The first arc of JoJo’s Bizarre Adventure has ended. While the whole thing didn’t quite have the same presence as the first three episodes, all in all it’s one of the best straight-up shounen fighting anime stories I’ve seen. The pacing was nigh-perfect, covering every expected beat in such a story without any unneeded chaff. If anything, one could argue that the climax came too soon and said fight was a bit rushed, but I’ll take “I wish this fight lasted more than half an episode” over “So why did it take three episodes for two dudes to finally throw a punch?” Leaving the audience wanting more is far superior to leaving the audience exhausted and/or bored.

The back-end of the first arc, where JoJo and this gang track down Dio in some remote coastal town, has some genuinely great moments. That fade-in to the closing song when Zeppeli confronted his fate was sublime. It’s as if Roundabout was created for that scene, and everything else in its history is merely a side effect of its need to exist for that moment of animation. The way the series rolled with its twists in history was pretty awesome as well. While I loved the actual flashback detailing the tragic fate of two fictional knights under the sway of Mary, Queen of Scots, what made that moment all the more perfect was how JoJo knew of these guys’ existence. This wasn’t some forgotten part of history, explaining why such men didn’t exist in real world history. The series went out of its way to have JoJo know of their tale, as this was something taught in history classes. Little moments like that which fully accept historical twists add to the flavor of the series. This isn’t a matter of secrets being withheld from the public, thus allowing for alternate histories to exist in the background. This is a matter of the world as a whole being different. It’s a relatively insignificant difference in the grand scheme of things, but its such touches that make the world of this story that much more interesting.

And I gotta admit, I wasn’t expecting that ending. I knew JoJo’s Bizarre Adventure was a generational thing, with each arc revolving around a different member of the Joestar family, but I didn’t realize the first significant family member died, with his heir either being a baby left orphaned during his final battle with Dio or descended from said child. That adds an extra dimension to this generational conflict, since the family line is born out of the violence beget by JoJo’s rivalry with Dio. By his zombie minions killing that child’s mother in front of JoJo and Erina, it’s as if Dio gave birth to this line of heroes. Had Dio not gone so far as to turn people on board the ship into zombies, the line may have ended there with JoJo’s death. Given the fact that (spoiler) Dio comes back in a later story arc, you could say Dio sealed his fate with his arrogance. It’s a slow boil that won’t come to pass for another century, but there you go.

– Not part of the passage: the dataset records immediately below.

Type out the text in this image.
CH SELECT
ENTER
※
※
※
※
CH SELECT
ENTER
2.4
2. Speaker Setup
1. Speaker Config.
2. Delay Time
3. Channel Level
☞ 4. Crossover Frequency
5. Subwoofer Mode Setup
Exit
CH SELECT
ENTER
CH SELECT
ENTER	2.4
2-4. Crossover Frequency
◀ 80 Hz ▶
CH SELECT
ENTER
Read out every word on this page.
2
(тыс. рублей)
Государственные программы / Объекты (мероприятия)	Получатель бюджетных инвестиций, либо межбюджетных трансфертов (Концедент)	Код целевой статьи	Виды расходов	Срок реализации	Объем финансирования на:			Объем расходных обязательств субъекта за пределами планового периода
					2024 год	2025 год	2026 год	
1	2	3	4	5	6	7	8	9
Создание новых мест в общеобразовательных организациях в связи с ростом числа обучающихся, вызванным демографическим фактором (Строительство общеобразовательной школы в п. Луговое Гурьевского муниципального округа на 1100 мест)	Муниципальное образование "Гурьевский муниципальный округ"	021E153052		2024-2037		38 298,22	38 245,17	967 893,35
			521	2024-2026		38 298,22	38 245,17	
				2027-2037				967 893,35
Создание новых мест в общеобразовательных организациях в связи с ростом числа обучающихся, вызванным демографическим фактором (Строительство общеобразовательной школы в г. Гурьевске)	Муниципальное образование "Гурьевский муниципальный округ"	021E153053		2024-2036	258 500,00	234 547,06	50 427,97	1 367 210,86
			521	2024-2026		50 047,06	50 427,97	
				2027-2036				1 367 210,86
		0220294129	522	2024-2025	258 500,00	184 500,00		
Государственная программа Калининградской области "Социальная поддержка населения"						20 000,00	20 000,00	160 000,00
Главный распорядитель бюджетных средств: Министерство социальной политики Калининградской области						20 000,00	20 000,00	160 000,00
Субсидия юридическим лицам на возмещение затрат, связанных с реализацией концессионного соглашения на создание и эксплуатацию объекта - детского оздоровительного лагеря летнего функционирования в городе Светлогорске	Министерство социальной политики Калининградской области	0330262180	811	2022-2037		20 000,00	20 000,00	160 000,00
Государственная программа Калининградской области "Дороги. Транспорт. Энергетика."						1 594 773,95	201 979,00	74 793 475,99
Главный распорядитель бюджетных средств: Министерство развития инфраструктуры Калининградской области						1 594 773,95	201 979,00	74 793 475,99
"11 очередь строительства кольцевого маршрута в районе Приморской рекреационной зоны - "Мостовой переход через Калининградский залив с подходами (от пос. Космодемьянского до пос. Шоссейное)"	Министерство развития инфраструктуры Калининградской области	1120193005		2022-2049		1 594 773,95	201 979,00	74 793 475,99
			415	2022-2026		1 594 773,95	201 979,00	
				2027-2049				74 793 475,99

Also, there was decapitated head cradling. While I appreciate that tender moment between JoJo and Dio, where they both reflect on their relationship as the boat burns around them and they’re both condemned to a watery grave, it isn’t quite as awesome as the head cradling moment from the X movie. Dio was in full control of his fate. He could have chosen to strike at a later date, maybe someplace that isn’t quite as confined as a boat at sea. Maybe he would have succeeded if he wasn’t so impatient.

With X, Kamui and Fuuma never had control of their fate. The instant Kamui chose to be a Dragon of Heaven, the powers that be twisted fate so that Fuuma became a Dragon of Earth. He never had a choice in the matter. And once those roles were determined, Kamui and Fuuma were destined to fight to the death. One of them had to die, and regardless of how things played out it was gonna be pretty damn tragic. So when Kamui is crying and cradling Fuuma’s head, it has a bit more oomph to it. Someone’s head was gonna be cradled. That’s what fate wanted and that’s what fate was gonna get.

Dio didn’t have to become that tragic football.